Pervasive also has a highly parallel system for processing and analyzing data, now called Actian RushAnalytics, based on the DataRush highly parallel execution engine. RushAnalytics allows complicated transformations and analysis to be expressed using an easy point-and-click visual modeling interface.

These transformations and analytics can then be deployed on massively parallel computers, both SMP and MPP. DataRush also has native integration with Hadoop that allows data transformations and analytics in a Hadoop job to be expressed and executed using high-performing DataRush instead of MapReduce.

Another part of the acquisition was Pervasive’s embedded PSQL database, which, like Ingres, supports traditional operational business workloads for thousands of companies worldwide.

ParAccel, Actian’s Fourth Acquisition: Enterprise-class MPP Database

ParAccel, Actian’s latest acquisition, is the MPP SQL database that is the foundation of Amazon’s RedShift product. ParAccel gives Actian the ability to provide a super scalable SQL-based database that can scale out on massive grids of commodity computers. MPP SQL technology is often used as the next step when a data warehouse grows too large for a traditional SQL database.

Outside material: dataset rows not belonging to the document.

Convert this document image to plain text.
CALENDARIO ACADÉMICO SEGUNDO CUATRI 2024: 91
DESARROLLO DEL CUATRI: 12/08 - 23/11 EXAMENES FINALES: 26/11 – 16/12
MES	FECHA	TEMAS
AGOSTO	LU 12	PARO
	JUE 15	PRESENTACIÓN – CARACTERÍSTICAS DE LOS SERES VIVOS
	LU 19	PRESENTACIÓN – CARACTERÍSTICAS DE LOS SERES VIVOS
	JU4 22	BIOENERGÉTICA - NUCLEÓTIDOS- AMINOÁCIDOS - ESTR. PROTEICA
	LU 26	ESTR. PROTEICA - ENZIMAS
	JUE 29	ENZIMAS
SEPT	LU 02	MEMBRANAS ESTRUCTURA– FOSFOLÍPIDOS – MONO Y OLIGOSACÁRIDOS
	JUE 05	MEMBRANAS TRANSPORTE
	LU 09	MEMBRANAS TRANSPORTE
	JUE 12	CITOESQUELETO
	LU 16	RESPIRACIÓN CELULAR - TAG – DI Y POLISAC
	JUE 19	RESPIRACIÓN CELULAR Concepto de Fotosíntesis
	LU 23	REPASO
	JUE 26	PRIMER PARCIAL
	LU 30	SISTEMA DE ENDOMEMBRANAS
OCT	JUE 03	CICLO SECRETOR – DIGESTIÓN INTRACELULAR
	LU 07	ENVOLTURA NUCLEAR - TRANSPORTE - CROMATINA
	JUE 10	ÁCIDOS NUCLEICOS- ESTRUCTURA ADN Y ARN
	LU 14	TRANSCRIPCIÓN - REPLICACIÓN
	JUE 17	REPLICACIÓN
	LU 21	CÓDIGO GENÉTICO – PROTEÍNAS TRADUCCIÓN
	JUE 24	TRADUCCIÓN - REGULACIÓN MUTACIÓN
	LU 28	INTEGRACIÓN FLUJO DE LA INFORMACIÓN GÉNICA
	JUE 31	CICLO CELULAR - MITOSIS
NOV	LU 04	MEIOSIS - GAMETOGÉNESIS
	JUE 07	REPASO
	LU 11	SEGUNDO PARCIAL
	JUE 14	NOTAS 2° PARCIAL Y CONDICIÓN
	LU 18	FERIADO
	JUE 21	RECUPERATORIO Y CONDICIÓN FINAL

ParAccel provides Actian with the ability to offer a solution for those customers who are dedicated to using SQL but are seeking scalability. This capability enhances Actian’s ability to support big data on-premise or at a distributed location.

Recommendations

Steve Shine seems to be assembling all the components needed to support a distributed data fabric that can support the coming world of radically distributed and constantly flowing data. The only thing missing is a solution for creating front end apps and doing simple data analysis.

Integrate with Analysis Technology

Spending time making sure that the company has excellent integrations with analysis technology such as Alteryx, QlikView, Tableau, Tibco Spotfire, and other such technology would meet most of that need. Actian is focusing on its strengths in delivering the data management and analytics to support these BI/visualization partners. Actian has taken some steps in this space with its Action Apps, but these are more about server side processing to create triggers and recognize events than creating user-focused apps.

CIOs and CTOs who are innovators, early adopters, or early or late majority can use any of Actian’s products to solve specific problems. Right now, CIOs and CTOs in the early adopter category could assemble a distributed data framework.

But for Actian’s portfolio to be more than the sum of its parts, all of the components listed will have to be combined into platforms or applications to solve specific problems.

Here are two suggestions:

  • Data monetization platform: Create a platform that will assemble data from all over an organization using Actian Data Integrator, refine it with pipelines, then allow customers to define their own analysis programs using the power of SQL on top of Actian ParAccel or Actian RushAnalytics.
  • Data aggregation platform: Create a platform that allows a company to assemble data from a wide range of partners using Actian Data Integrator and further process and enhance that data with Actian Rush Analytics. You could solve the Data Not Invented Here problem and get access to data that none of your competitors are using.

The more productized these platforms are, the better. They would likely have to be able to be deployed in a hybrid fashion, with some components in the cloud and others on-premise.

Of course, if these platforms succeed, they can easily be verticalized or turned into services.

If Actian moves in this direction, it can leap ahead of many of the other competitors that have a component mindset and instead start assembling the next generation of high-order data analysis products.